A crucial innovation of Google was a mathematically quite simple but powerful algorithm called PageRank.
In 1998, two graduate students from Stanford University, Sergey Brin and Larry Page, published a 10-page paper:
Sergey Brin, and Lawrence Page. "The anatomy of a large-scale hypertextual web search engine." Computer networks and ISDN systems 30.1-7 (1998): 107-117.
The paper introduced a Web search engine based on entirely new principles.
This search engine is Google, and Brin and Page made a history as its founders.
Couple of years ago, I told this story to bachelor students, and suddenly I realized that 1998 was the birth year for most of them.

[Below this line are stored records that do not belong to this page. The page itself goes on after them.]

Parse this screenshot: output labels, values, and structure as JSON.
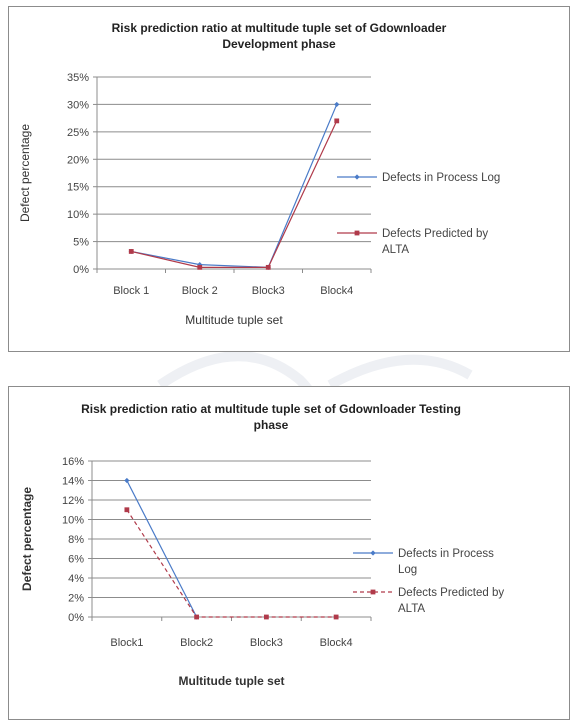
{
  "colors": {
    "series_blue": "#4a7bc8",
    "series_red": "#b03a4a",
    "grid": "#8c8c8c",
    "panel_border": "#8c8c8c"
  },
  "chart_data": [
    {
      "type": "line",
      "title_lines": [
        "Risk prediction ratio at multitude tuple set of Gdownloader",
        "Development phase"
      ],
      "xlabel": "Multitude tuple set",
      "ylabel": "Defect percentage",
      "categories": [
        "Block 1",
        "Block 2",
        "Block3",
        "Block4"
      ],
      "y_ticks": [
        "0%",
        "5%",
        "10%",
        "15%",
        "20%",
        "25%",
        "30%",
        "35%"
      ],
      "ylim": [
        0,
        35
      ],
      "grid": true,
      "legend_position": "right",
      "series": [
        {
          "name_lines": [
            "Defects in Process Log"
          ],
          "values": [
            3.2,
            0.8,
            0.3,
            30
          ],
          "color_key": "series_blue",
          "dashed": false,
          "marker": "diamond"
        },
        {
          "name_lines": [
            "Defects Predicted by",
            "ALTA"
          ],
          "values": [
            3.2,
            0.3,
            0.3,
            27
          ],
          "color_key": "series_red",
          "dashed": false,
          "marker": "square"
        }
      ]
    },
    {
      "type": "line",
      "title_lines": [
        "Risk prediction ratio at multitude tuple set of Gdownloader Testing",
        "phase"
      ],
      "xlabel": "Multitude tuple set",
      "ylabel": "Defect percentage",
      "categories": [
        "Block1",
        "Block2",
        "Block3",
        "Block4"
      ],
      "y_ticks": [
        "0%",
        "2%",
        "4%",
        "6%",
        "8%",
        "10%",
        "12%",
        "14%",
        "16%"
      ],
      "ylim": [
        0,
        16
      ],
      "grid": true,
      "legend_position": "right",
      "series": [
        {
          "name_lines": [
            "Defects in Process",
            "Log"
          ],
          "values": [
            14,
            0,
            null,
            null
          ],
          "color_key": "series_blue",
          "dashed": false,
          "marker": "diamond"
        },
        {
          "name_lines": [
            "Defects Predicted by",
            "ALTA"
          ],
          "values": [
            11,
            0,
            0,
            0
          ],
          "color_key": "series_red",
          "dashed": true,
          "marker": "square"
        }
      ]
    }
  ]
}
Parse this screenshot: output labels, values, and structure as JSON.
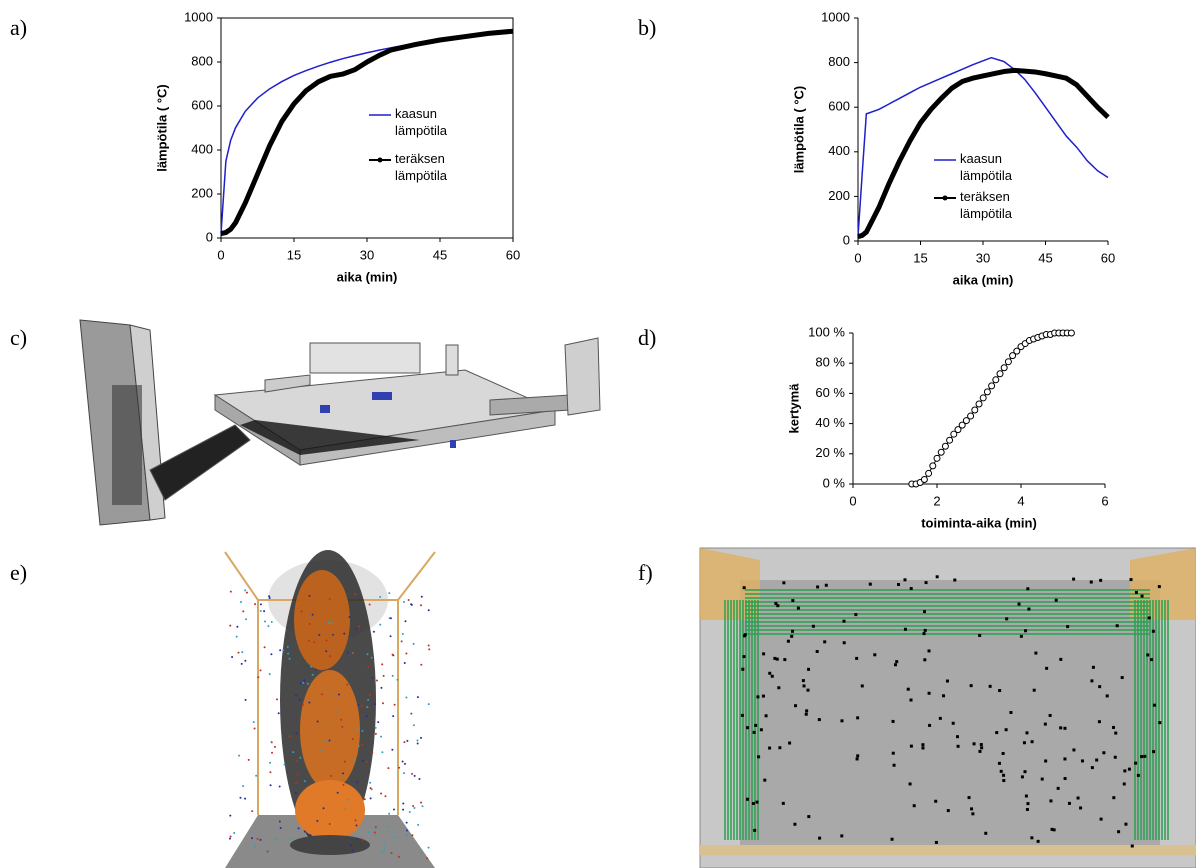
{
  "panel_labels": [
    "a)",
    "b)",
    "c)",
    "d)",
    "e)",
    "f)"
  ],
  "chart_data": [
    {
      "type": "line",
      "xlabel": "aika (min)",
      "ylabel": "lämpötila ( °C)",
      "xlim": [
        0,
        60
      ],
      "xticks": [
        0,
        15,
        30,
        45,
        60
      ],
      "ylim": [
        0,
        1000
      ],
      "yticks": [
        0,
        200,
        400,
        600,
        800,
        1000
      ],
      "x": [
        0,
        1,
        2,
        3,
        5,
        7.5,
        10,
        12.5,
        15,
        17.5,
        20,
        22.5,
        25,
        27.5,
        30,
        32.5,
        35,
        40,
        45,
        50,
        55,
        60
      ],
      "series": [
        {
          "name": "kaasun lämpötila",
          "color": "#1f1fcc",
          "values": [
            20,
            349,
            445,
            502,
            576,
            636,
            678,
            711,
            739,
            761,
            781,
            799,
            815,
            829,
            842,
            854,
            865,
            885,
            902,
            918,
            932,
            945
          ]
        },
        {
          "name": "teräksen lämpötila",
          "color": "#000000",
          "values": [
            20,
            25,
            40,
            70,
            160,
            290,
            420,
            530,
            610,
            670,
            710,
            735,
            745,
            765,
            800,
            830,
            855,
            880,
            900,
            915,
            930,
            940
          ]
        }
      ]
    },
    {
      "type": "line",
      "xlabel": "aika (min)",
      "ylabel": "lämpötila ( °C)",
      "xlim": [
        0,
        60
      ],
      "xticks": [
        0,
        15,
        30,
        45,
        60
      ],
      "ylim": [
        0,
        1000
      ],
      "yticks": [
        0,
        200,
        400,
        600,
        800,
        1000
      ],
      "x": [
        0,
        1,
        2,
        5,
        7.5,
        10,
        12.5,
        15,
        17.5,
        20,
        22.5,
        25,
        27.5,
        30,
        32,
        35,
        37.5,
        40,
        42.5,
        45,
        47.5,
        50,
        52.5,
        55,
        57.5,
        60
      ],
      "series": [
        {
          "name": "kaasun lämpötila",
          "color": "#1f1fcc",
          "values": [
            20,
            300,
            570,
            590,
            615,
            640,
            665,
            690,
            710,
            730,
            750,
            770,
            790,
            808,
            822,
            805,
            770,
            725,
            665,
            600,
            535,
            470,
            420,
            360,
            315,
            285
          ]
        },
        {
          "name": "teräksen lämpötila",
          "color": "#000000",
          "values": [
            20,
            25,
            40,
            150,
            260,
            360,
            450,
            530,
            590,
            640,
            685,
            715,
            730,
            740,
            748,
            760,
            765,
            762,
            758,
            750,
            740,
            730,
            700,
            650,
            600,
            555
          ]
        }
      ]
    },
    {
      "type": "line",
      "xlabel": "toiminta-aika (min)",
      "ylabel": "kertymä",
      "markers": true,
      "xlim": [
        0,
        6
      ],
      "xticks": [
        0,
        2,
        4,
        6
      ],
      "ylim": [
        0,
        100
      ],
      "yticks": [
        {
          "value": 0,
          "label": "0 %"
        },
        {
          "value": 20,
          "label": "20 %"
        },
        {
          "value": 40,
          "label": "40 %"
        },
        {
          "value": 60,
          "label": "60 %"
        },
        {
          "value": 80,
          "label": "80 %"
        },
        {
          "value": 100,
          "label": "100 %"
        }
      ],
      "x": [
        1.4,
        1.5,
        1.6,
        1.7,
        1.8,
        1.9,
        2.0,
        2.1,
        2.2,
        2.3,
        2.4,
        2.5,
        2.6,
        2.7,
        2.8,
        2.9,
        3.0,
        3.1,
        3.2,
        3.3,
        3.4,
        3.5,
        3.6,
        3.7,
        3.8,
        3.9,
        4.0,
        4.1,
        4.2,
        4.3,
        4.4,
        4.5,
        4.6,
        4.7,
        4.8,
        4.9,
        5.0,
        5.1,
        5.2
      ],
      "series": [
        {
          "color": "#000000",
          "values": [
            0,
            0,
            1,
            3,
            7,
            12,
            17,
            21,
            25,
            29,
            33,
            36,
            39,
            42,
            45,
            49,
            53,
            57,
            61,
            65,
            69,
            73,
            77,
            81,
            85,
            88,
            91,
            93,
            95,
            96,
            97,
            98,
            99,
            99,
            100,
            100,
            100,
            100,
            100
          ]
        }
      ]
    }
  ]
}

They do not know life without Google. But older people, like myself, remember other search engines like Yahoo! or Alta Vista. What made Google special on the search market?
PageRank solved the following profound problem. Each query gives thousands of hits. In which order should we arrange them for the user? For example, if I type `Dutch Railways', I clearly want the official website of the NS, and not a blog of a traveler. But how will a computer know what is important for me?
The revolutionary idea of Google was to use not only the text of the page but also the links to it.
This is actually very logical. The World Wide Web is nothing else but a network. The nodes are web pages, and the connections are the hyperlinks, which point from one page to another. For example, here is a link from a web page of this blog to the web page of my colleague Clara Stegehuis.
I chose Clara because she often wrote for Networks Pages. If you click on this link, you will of course reach Clara's page.
When I link to Clara's page, it means I know it and I like it. This is a vote for her page, a valuable information, and this is exactly what was used in the Google PageRank algorithm.
The PageRank is a score that depends on the quantity, but also on the quality of links to a web page. This can be seen on a small example from Wikipedia, see the figure below:
The size of the nodes represents their PageRank score.
Node B has a large PageRank because it has many incoming links. Node C has only one incoming link, yet, the PageRank of C is high because this link comes from the important node B.
PageRank is a measure of importance of a web page, and we can rank all web pages accordingly. This way, the official website of the NS will receive a very high score, and will be on top of the list for any query related to trains in the Netherlands.
PageRank was designed for web search but has been used for many different applications: detecting communities in social networks, combating web spam, or finding most endangered species in food webs. Interestingly, the food webs have nothing to do with the digital world. These are merely networks of biological species, such as in the picture below, which I took at the Lammi biological station in Finland. The links represent ancient laws of nature: a directed edge, for example, from a fox to a mouse, means that a fox eats a mouse.
One may wonder, why an algorithm for web search is suddenly useful in biology?
This is because PageRank in fact solves a much broader problem than only ranking the web pages. This problem is known as network centrality, and can be formulated as follows:
Given a network, can we compute, which nodes are the most important or central in this network?
Centrality is very important because central nodes can be, for example, crucial hubs in transportation networks or most influential people in social networks. There are many ways to measure centrality, but we will not elaborate on this, it is a whole new topic for another post.
Back to web search, by now it has evolved a lot. My colleagues at Google claim that PageRank in its initial form is not used anymore. You probably know by experience that Google ranking on your screen is highly personalized. For example, it depends on your location and search history.
How to climb high up in the Google's ranking? This question is vital for businesses. So much so, that it spurred an entirely new branch of marketing - the Search Engine Optimization (SEO). These are consulting companies that help other businesses to improve their Google ranking.
My student Iris is now doing an internship at a SEO company in Hengelo. Over 20 years since Google conquered the web search market thanks to networks and mathematics, Iris uses machine learning algorithms to discover what factors determine the Google ranking today.
One of her results is no surprise for the marketing experts: incoming links still play a very important role. The World Wide Web is literally a gigantic web of pages and hyperlinks. And that's why the network approach will remain indispensable in the web search.